I am training a neural network to distinguish between three classes. Naturally, I went for PyTorch's CrossEntropyLoss
. During experimentation, I realized that the loss was significantly higher when a Softmax
layer was put at the end of the model. So I decided to experiment further:
import torch
from torch import nn
pred_1 = torch.Tensor([[0.1, 0.2, 0.7]])
pred_2 = torch.Tensor([[1, 2, 7]])
pred_3 = torch.Tensor([[2, 4, 14]])
true = torch.Tensor([2]).long()
loss = nn.CrossEntropyLoss()
print(loss(pred_1, true))
print(loss(pred_2, true))
print(loss(pred_3, true))
The result of this code is as follows:
0.7679
0.0092
5.1497e-05
I also tried what happens when multiplying the input with some constant.

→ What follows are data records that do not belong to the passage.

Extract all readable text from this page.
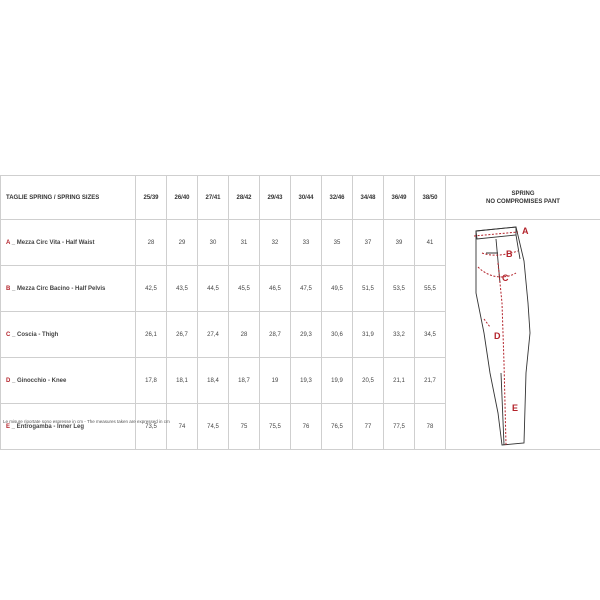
TAGLIE SPRING / SPRING SIZES	25/39	26/40	27/41	28/42	29/43	30/44	32/46	34/48	36/49	38/50	SPRING
NO COMPROMISES PANT

A _ Mezza Circ Vita - Half Waist	28	29	30	31	32	33	35	37	39	41	A
B
C
D
E

B _ Mezza Circ Bacino - Half Pelvis	42,5	43,5	44,5	45,5	46,5	47,5	49,5	51,5	53,5	55,5	
C _ Coscia - Thigh	26,1	26,7	27,4	28	28,7	29,3	30,6	31,9	33,2	34,5	
D _ Ginocchio - Knee	17,8	18,1	18,4	18,7	19	19,3	19,9	20,5	21,1	21,7	
E _ Entrogamba - Inner Leg	73,5	74	74,5	75	75,5	76	76,5	77	77,5	78	
Le misure riportate sono espresse in cm - The measures taken are expressed in cm
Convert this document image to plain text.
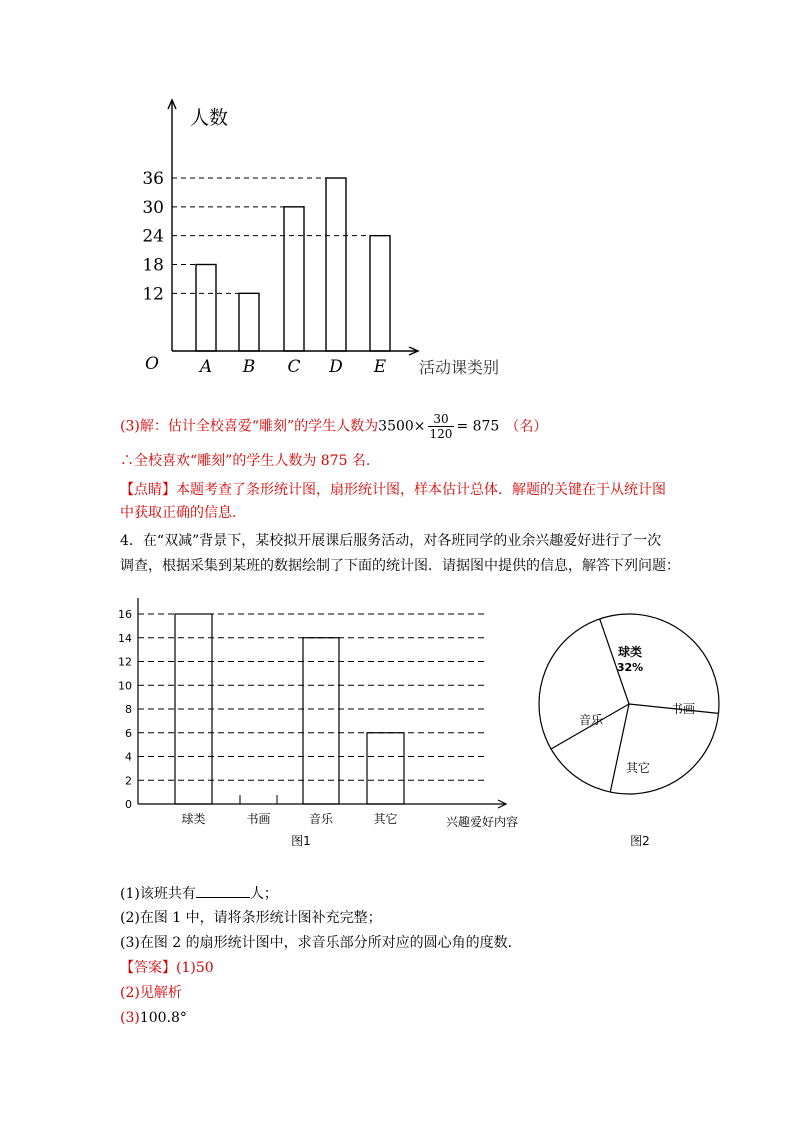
人数
活动课类别
O A B C D E
12
18
24
30
36
(3)解：估计全校喜爱“雕刻”的学生人数为$3500\times \frac{30}{120} = 875$ （名）
∴全校喜欢“雕刻”的学生人数为 875 名.
【点睛】本题考查了条形统计图，扇形统计图，样本估计总体．解题的关键在于从统计图
中获取正确的信息.
4．在“双减”背景下，某校拟开展课后服务活动，对各班同学的业余兴趣爱好进行了一次
调查，根据采集到某班的数据绘制了下面的统计图．请据图中提供的信息，解答下列问题：
0
2
4
6
8
10
12
14
16
球类	书画	音乐	其它	兴趣爱好内容
图1
球类
32%
书画
其它
音乐
图2
(1)该班共有	人；
(2)在图 1 中，请将条形统计图补充完整；
(3)在图 2 的扇形统计图中，求音乐部分所对应的圆心角的度数.
【答案】(1)50
(2)见解析
(3)100.8°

Several sources (1, 2) stated that the loss has a softmax built in, but if that were the case, I would have expected all of the examples above to return the same loss, which clearly isn't the case.
This poses the following question: if bigger outputs lead to a lower loss, wouldn't the network optimize towards outputting bigger values, thereby skewing the loss curves? If so, it seems like a Softmax
layer would fix that. But since this results in a higher loss overall, how useful would the resulting loss actually be?